1) Motivasi Positif (Insentif Positif)
Motivasi Positif (Insentif Positif) adalah manajer memotivasi
(merangsang) bawahan dengan memberikan hadiah kepada mereka yang
berprestasi diatas prestasi standar atau proses mempengaruhi orang lain agar
menjalankan sesuatu yang kita inginkan dengan memberikan kemungkinan
untuk mendapatkan hadiah.
2) Motivasi Negatif (Insentif Negatif)
Motivasi Negatif (Insentif Negatif) adalah manajer memotivasi
bawahan dengan standar mereka akan mendapat hukuman atau proses untuk
mempengaruhi seseorang agar mau melakukan sesuatu yang kita inginkan
tetapi teknik dasar yang digunakan adalah lewat kekuatan ketakutan.
c.

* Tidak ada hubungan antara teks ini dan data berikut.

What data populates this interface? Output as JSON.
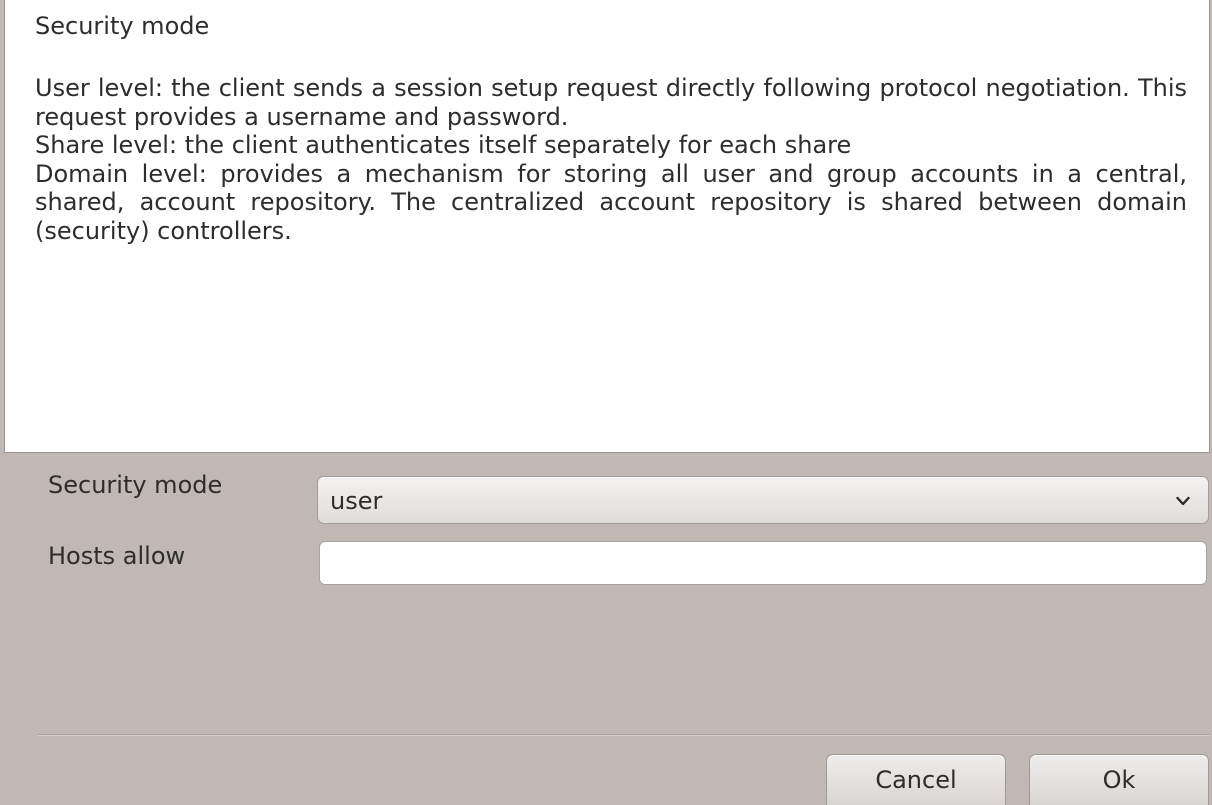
{
  "help": {
    "title": "Security mode",
    "paragraphs": [
      "User level: the client sends a session setup request directly following protocol negotiation. This request provides a username and password.",
      "Share level: the client authenticates itself separately for each share",
      "Domain level: provides a mechanism for storing all user and group accounts in a central, shared, account repository. The centralized account repository is shared between domain (security) controllers."
    ]
  },
  "form": {
    "security_mode_label": "Security mode",
    "security_mode_value": "user",
    "hosts_allow_label": "Hosts allow",
    "hosts_allow_value": ""
  },
  "buttons": {
    "cancel": "Cancel",
    "ok": "Ok"
  },
  "icons": {
    "dropdown": "chevron-down-icon"
  }
}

Indikator Motivasi
Menurut Sunyoto (dalam Hendri sembiring, 2019) indikator motivasi
adalah sebagai berikut:
1) Promosi
Promosi adalah kemampuan seorang karyawan pada suatu tugas yang lebih
baik, baik dipandang dari sudut tanggung jawab yang lebih berat, martabat
atau status yang lebih tinggi, kecakapan yang lebih baik dan terutama
tambahan pembayaran upah dan gaji.
2) Prestasi kerja
Pangkal tolak pengembangan karir seseorang adalah prestasi kerjanya,
melakukan tugas yang dipercayakan kepadanya sekarang.
3) Pekerjaan itu sendiri
Semua pihak seperti pimpinan, atasan langsung, dan para spesialis di bagian
kepegawaiannya hanya berperan memberikan bantuan
4) Penghargaan
Pemberian motivasi dengan melalui kebutuhan penghargaan seperti
penghargaan atas prestasinya, pengakuan atas keahlian dan sebagainnya. Hal
yang sangat diperlukan untuk memacu gairah kerja bagi para karyawan.
5) Pengakuan
Pengakuan atas kemampuan dan keahlian bagi karyawan dalam suatu
pekerjaan merupakan suatu kewajiban bagi perusahaan
6) Keberhasilan dalam bekerja
Keberhasilan dalam bekerja dapat memotivasi para karyawan untuk lebih
bersemangat dalam melaksanakan tugas-tugas yang diberikan oleh
perusahaan.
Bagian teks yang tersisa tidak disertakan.